To understand, we first need to know a little about color.

Imagine a scene in the city of London. What do you see on every street corner? A red London bus, of course. But what makes it red?

Sunlight is a mix of many colors, and we perceive this as white light. That’s what Newton was doing with his prism and raindrops do when they make a rainbow: they split the white into its component colors.

If you shine white sunlight on a London bus, the red paint pigments absorb much of the light but not red light. We see the bus as red because that’s the color left over and reflected back after the bus has absorbed all the other wavelengths.

They're on every London street corner, and they take away the blue, green, and yellow light, leaving just red. Image by Jon Bennett, sourced from Wikipedia.

They’re on every London street corner, and they take away the blue, green, and yellow light, leaving just red. Image by Jon Bennett, sourced from Wikipedia.

Shift to New York and shine sunlight on a medallion taxi. Now the paintwork absorbs red, blue, violet, and green light. It doesn’t absorb yellow. That’s reflected back, which is why we perceive the cab as yellow.

The scientists who wrote the paper that spawned the New Scientist article were trying to answer the question of why plant leaves are green. If our eyes see the leaf as green, it means that is the color left over — the wavelength that the leaf does not absorb. The chlorophyll in the leaf is feasting on the blue and red light, leaving green and yellow behind. But it turns out that the color of sunlight that carries the most energy is green light. On the face of it, plants should be feasting on the green light leaving behind red and blue. We perceive red and blue mixtures as purple. Therefore leaves ‘should’ be purple.

One has only to see New England in the fall to appreciate the effect that removing chlorophyll has on Earth forests. But why is chlorophyll (and its green leaves) so dominant when leaves should be purple?

The hypothesis suggested that leaves originally evolved to be purple (because that’s most effective color to absorb sunlight’s energy), and green leaves evolved later because that was the most efficient color to absorb the light left over after purple leaves had stripped out the good wavelengths. Green leaves, and the chlorophyll inside, were specialist scavengers feasting on scraps.

There have been several great species diebacks in Earth’s history. And if the dominant purple-leaf plants were wiped out in one, green leaves might emerge from the carnage rather like mammals emerged from the shadow of the dinosaurs.

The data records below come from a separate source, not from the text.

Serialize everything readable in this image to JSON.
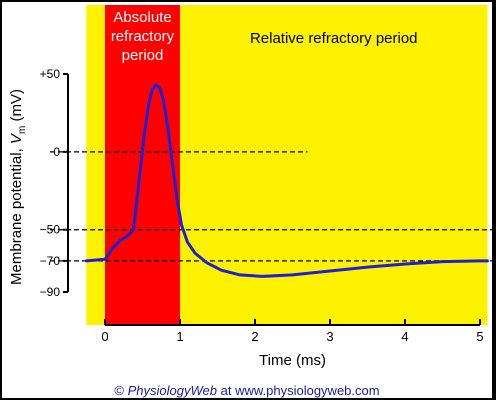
{
  "chart_data": {
    "type": "line",
    "xlabel": "Time (ms)",
    "ylabel": "Membrane potential, V",
    "ylabel_subscript": "m",
    "ylabel_unit": "(mV)",
    "xlim": [
      0,
      5
    ],
    "ylim": [
      -90,
      50
    ],
    "x_ticks": [
      {
        "value": 0,
        "label": "0"
      },
      {
        "value": 1,
        "label": "1"
      },
      {
        "value": 2,
        "label": "2"
      },
      {
        "value": 3,
        "label": "3"
      },
      {
        "value": 4,
        "label": "4"
      },
      {
        "value": 5,
        "label": "5"
      }
    ],
    "y_ticks": [
      {
        "value": 50,
        "label": "+50"
      },
      {
        "value": 0,
        "label": "0"
      },
      {
        "value": -50,
        "label": "−50"
      },
      {
        "value": -70,
        "label": "−70"
      },
      {
        "value": -90,
        "label": "−90"
      }
    ],
    "reference_lines": [
      {
        "y": 0,
        "x_end": 2.7
      },
      {
        "y": -50,
        "x_end": 5.2
      },
      {
        "y": -70,
        "x_end": 5.2
      }
    ],
    "regions": [
      {
        "x": [
          -0.25,
          0.0
        ],
        "color": "#fff200",
        "label_lines": []
      },
      {
        "x": [
          0.0,
          1.0
        ],
        "color": "#ff0000",
        "label_lines": [
          "Absolute",
          "refractory",
          "period"
        ]
      },
      {
        "x": [
          1.0,
          5.1
        ],
        "color": "#fff200",
        "label_lines": [
          "Relative refractory period"
        ]
      }
    ],
    "series": [
      {
        "color": "#1f1fd6",
        "points": [
          [
            -0.25,
            -70
          ],
          [
            0.0,
            -69
          ],
          [
            0.1,
            -62
          ],
          [
            0.2,
            -57
          ],
          [
            0.3,
            -54
          ],
          [
            0.38,
            -50
          ],
          [
            0.45,
            -20
          ],
          [
            0.52,
            10
          ],
          [
            0.58,
            30
          ],
          [
            0.63,
            40
          ],
          [
            0.68,
            43
          ],
          [
            0.73,
            41
          ],
          [
            0.78,
            33
          ],
          [
            0.84,
            15
          ],
          [
            0.9,
            -8
          ],
          [
            0.96,
            -30
          ],
          [
            1.02,
            -47
          ],
          [
            1.1,
            -58
          ],
          [
            1.2,
            -65
          ],
          [
            1.35,
            -71
          ],
          [
            1.55,
            -76
          ],
          [
            1.8,
            -79
          ],
          [
            2.1,
            -80
          ],
          [
            2.5,
            -79
          ],
          [
            3.0,
            -76.5
          ],
          [
            3.5,
            -74
          ],
          [
            4.0,
            -72
          ],
          [
            4.5,
            -70.5
          ],
          [
            5.0,
            -70
          ],
          [
            5.1,
            -70
          ]
        ]
      }
    ]
  },
  "credit": {
    "symbol": "©",
    "site_name": "PhysiologyWeb",
    "rest": " at www.physiologyweb.com"
  }
}
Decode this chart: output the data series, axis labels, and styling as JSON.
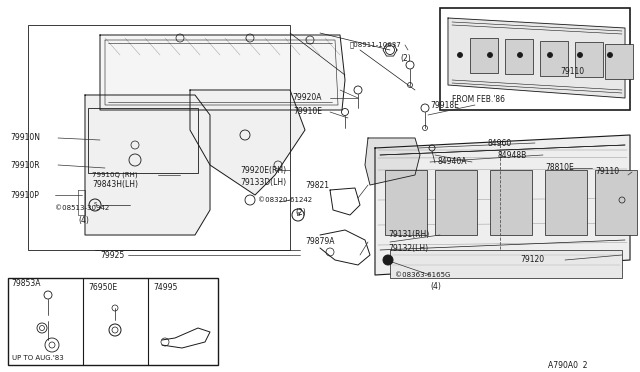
{
  "bg_color": "#ffffff",
  "line_color": "#1a1a1a",
  "figsize": [
    6.4,
    3.72
  ],
  "dpi": 100,
  "xlim": [
    0,
    640
  ],
  "ylim": [
    0,
    372
  ],
  "font_size": 5.5,
  "diagram_id": "A790A0 2"
}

And so, my reasoning goes, it is only an unlikely roll of the evolutionary dice that means we think foliage is naturally green. On a planet where life has evolved to extract energy efficiently from the local sun, the norm is purple (for stars with similar emission spectra to ours).

As I said, this was an idea a few years back that had a little traction briefly, but hasn’t won many adherents for reasons that I’m not biologist enough to understand. [Counter-arguments include: (1) that early plant life evolved in the deep oceans, and most light penetrating to such depths is blue, not green, and (2) green light is reflected by leaves because it is too energetic to feed off safely.]

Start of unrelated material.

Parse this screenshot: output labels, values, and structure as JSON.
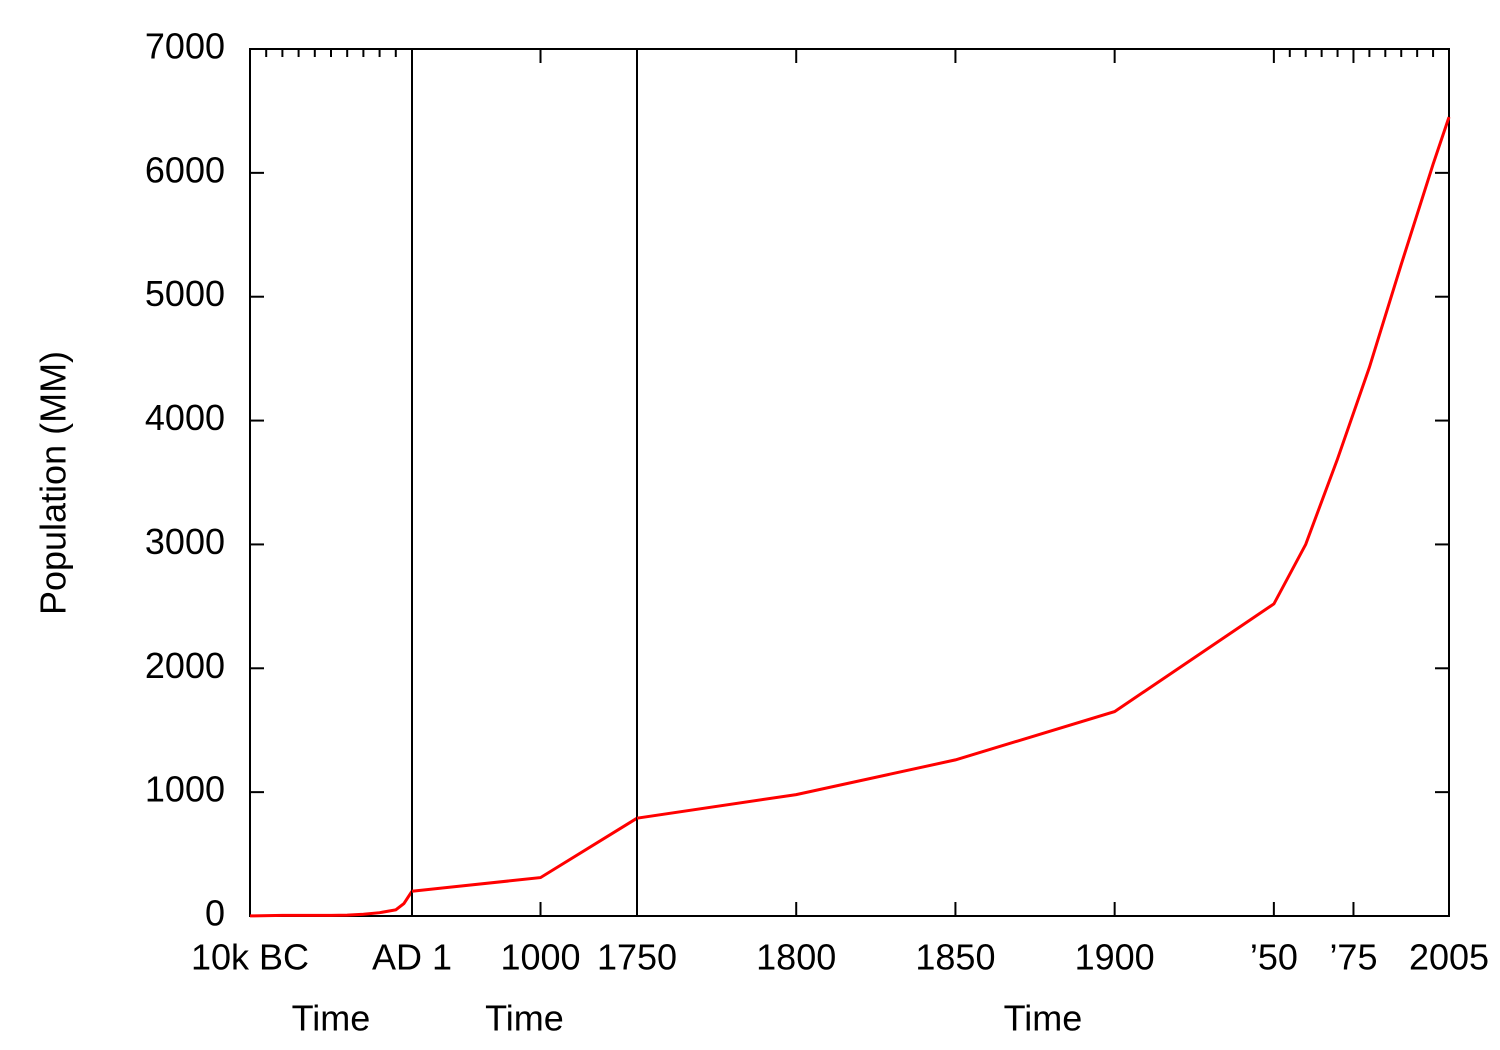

But like the best pseudo-science, it just has enough of a toehold on plausibility to overcome strict scientific accuracy for my storytelling purposes. And I guess that after all that pontificating about wavelengths, for me to swap green leaves for purple is no more of a difference from Earth biology than giving people pointy ears. Tough! I like the idea 🙂

So in Renegade Legion, when that bird breaks cover in the woodland scene, it emerges through a tree canopy of the lushest purple.

It’s going to look great, if only someone would make the movie.

2 Comments

  1. […] I’m making good progress writing the third book of the Human Legion series. As an example of the strange thoughts sf authors get that seem briefly to be of vital importance to us, I’ve written a short piece on why our characters are fighting in a forest where the trees are purple. […]

  2. SGT Mike says:

    It’s right because you’re the God of your Universe! Nuff said, carry on!!